Le soufflet retombera deux ans plus tard en 1983 avec le tournant de la rigueur. C’est finalement cet échec de 1983 qui marquera le plus l’histoire "post 10 mai" car il a ouvert la voie à trente ans d’ultra libéralisme, de déréglementation sociale et financière, accompagnés voire initiés par les Delors, Fabius, Rocard, Bérégovoy, Aubry, DSK, Jospin, Royale, toutes et tous coupables de renoncements. Avec le tournant de la rigueur, ce n’est pas seulement la parenthèse de mai 1981 qui se referme mais aussi et surtout celle ouverte 13 ans plus tôt par mai 1968.
Depuis 1983, la gauche ne fait plus de politique mais seulement de la morale. Elle a abandonné la classe ouvrière et la lutte contre les inégalités pour se consacrer à la cause des sans papiers, de l’homoparentalité, des « potes » et de toutes les « Fiertés ». Elle s’est conduite en gestionnaire d'un capitalisme mondialisé, se pliant aux injonctions du FMI et de Bruxelles.
Trente ans après, gauche et droite ont gouverné à part quasi égale, pour quel résultat ? Le chômage a doublé, il n’y a jamais eu autant de précaires, de pauvres et de sans abris dans ce pays depuis la fin de la seconde guerre mondiale. La dette publique a explosé, la sécurité sociale est en faillite tout comme les systèmes des retraites et de santé.
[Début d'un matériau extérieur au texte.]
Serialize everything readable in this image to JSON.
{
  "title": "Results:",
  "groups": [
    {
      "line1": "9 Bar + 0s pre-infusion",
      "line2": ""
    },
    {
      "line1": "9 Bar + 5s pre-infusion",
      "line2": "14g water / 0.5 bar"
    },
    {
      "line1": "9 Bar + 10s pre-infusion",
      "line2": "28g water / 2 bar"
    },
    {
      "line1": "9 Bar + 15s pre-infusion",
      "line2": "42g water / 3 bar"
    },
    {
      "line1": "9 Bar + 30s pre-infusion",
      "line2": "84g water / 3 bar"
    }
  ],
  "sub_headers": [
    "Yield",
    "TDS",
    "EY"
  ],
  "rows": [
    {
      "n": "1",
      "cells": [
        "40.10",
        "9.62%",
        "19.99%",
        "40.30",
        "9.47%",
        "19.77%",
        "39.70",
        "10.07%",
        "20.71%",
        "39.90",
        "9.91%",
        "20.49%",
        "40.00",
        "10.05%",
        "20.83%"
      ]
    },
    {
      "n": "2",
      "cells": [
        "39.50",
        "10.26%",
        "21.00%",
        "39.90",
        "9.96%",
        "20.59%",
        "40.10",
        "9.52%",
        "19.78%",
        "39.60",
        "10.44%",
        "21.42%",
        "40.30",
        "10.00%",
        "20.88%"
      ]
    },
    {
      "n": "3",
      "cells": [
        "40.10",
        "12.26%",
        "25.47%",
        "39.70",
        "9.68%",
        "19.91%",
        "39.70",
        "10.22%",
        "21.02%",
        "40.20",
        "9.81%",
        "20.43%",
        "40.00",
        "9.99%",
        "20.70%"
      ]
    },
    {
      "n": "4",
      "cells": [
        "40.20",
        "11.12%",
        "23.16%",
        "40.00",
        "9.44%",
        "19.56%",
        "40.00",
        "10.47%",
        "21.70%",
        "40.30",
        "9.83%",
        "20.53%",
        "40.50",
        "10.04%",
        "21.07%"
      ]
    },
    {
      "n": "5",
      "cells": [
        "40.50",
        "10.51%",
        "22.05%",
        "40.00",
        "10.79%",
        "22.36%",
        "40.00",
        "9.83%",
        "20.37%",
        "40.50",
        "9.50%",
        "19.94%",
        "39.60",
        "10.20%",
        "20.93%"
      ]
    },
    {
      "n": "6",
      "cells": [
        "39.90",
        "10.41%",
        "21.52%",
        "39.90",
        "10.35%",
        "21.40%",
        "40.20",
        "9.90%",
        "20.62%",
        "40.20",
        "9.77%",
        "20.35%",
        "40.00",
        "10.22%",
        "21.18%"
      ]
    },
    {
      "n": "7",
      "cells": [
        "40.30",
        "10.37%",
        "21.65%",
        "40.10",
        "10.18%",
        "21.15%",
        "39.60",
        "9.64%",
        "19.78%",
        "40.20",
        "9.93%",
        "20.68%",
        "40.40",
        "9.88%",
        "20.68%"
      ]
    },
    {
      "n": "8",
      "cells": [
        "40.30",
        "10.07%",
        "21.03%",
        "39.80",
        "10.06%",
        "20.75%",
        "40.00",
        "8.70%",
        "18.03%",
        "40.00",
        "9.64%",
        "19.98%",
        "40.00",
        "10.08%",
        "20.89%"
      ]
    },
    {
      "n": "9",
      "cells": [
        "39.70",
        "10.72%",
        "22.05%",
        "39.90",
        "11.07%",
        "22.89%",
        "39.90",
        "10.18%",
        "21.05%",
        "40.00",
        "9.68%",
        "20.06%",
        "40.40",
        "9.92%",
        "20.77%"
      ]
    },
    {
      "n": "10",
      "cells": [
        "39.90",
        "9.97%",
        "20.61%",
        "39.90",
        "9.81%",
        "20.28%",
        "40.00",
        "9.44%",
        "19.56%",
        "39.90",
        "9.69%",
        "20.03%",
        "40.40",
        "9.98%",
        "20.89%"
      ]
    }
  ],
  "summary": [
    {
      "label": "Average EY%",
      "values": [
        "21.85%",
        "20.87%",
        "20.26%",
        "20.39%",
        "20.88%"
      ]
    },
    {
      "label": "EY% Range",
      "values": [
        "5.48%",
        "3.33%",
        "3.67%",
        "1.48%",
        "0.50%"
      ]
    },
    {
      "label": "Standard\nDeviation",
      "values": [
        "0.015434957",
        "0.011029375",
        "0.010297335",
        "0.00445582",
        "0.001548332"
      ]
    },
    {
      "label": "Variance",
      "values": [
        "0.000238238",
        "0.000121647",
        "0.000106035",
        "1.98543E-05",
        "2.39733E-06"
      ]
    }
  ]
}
Notre liberté d'aller et venir est menacée par la violence qui envahit notre société. Des quartiers entiers échappent au contrôle de la république au profit de trafiquants, de bandes ethniques et d’intégristes religieux. La liberté d’expression et avec elle toute la démocratie est en recul. La vie publique n’a pas été assainie, il y a toujours autant de margoulins et de profiteurs. Trente ans, mes Chers Compatriotes, pour en arriver là!
N’attendez rien de mai 2012, si ce n’est une énième trahison du peuple par les élites.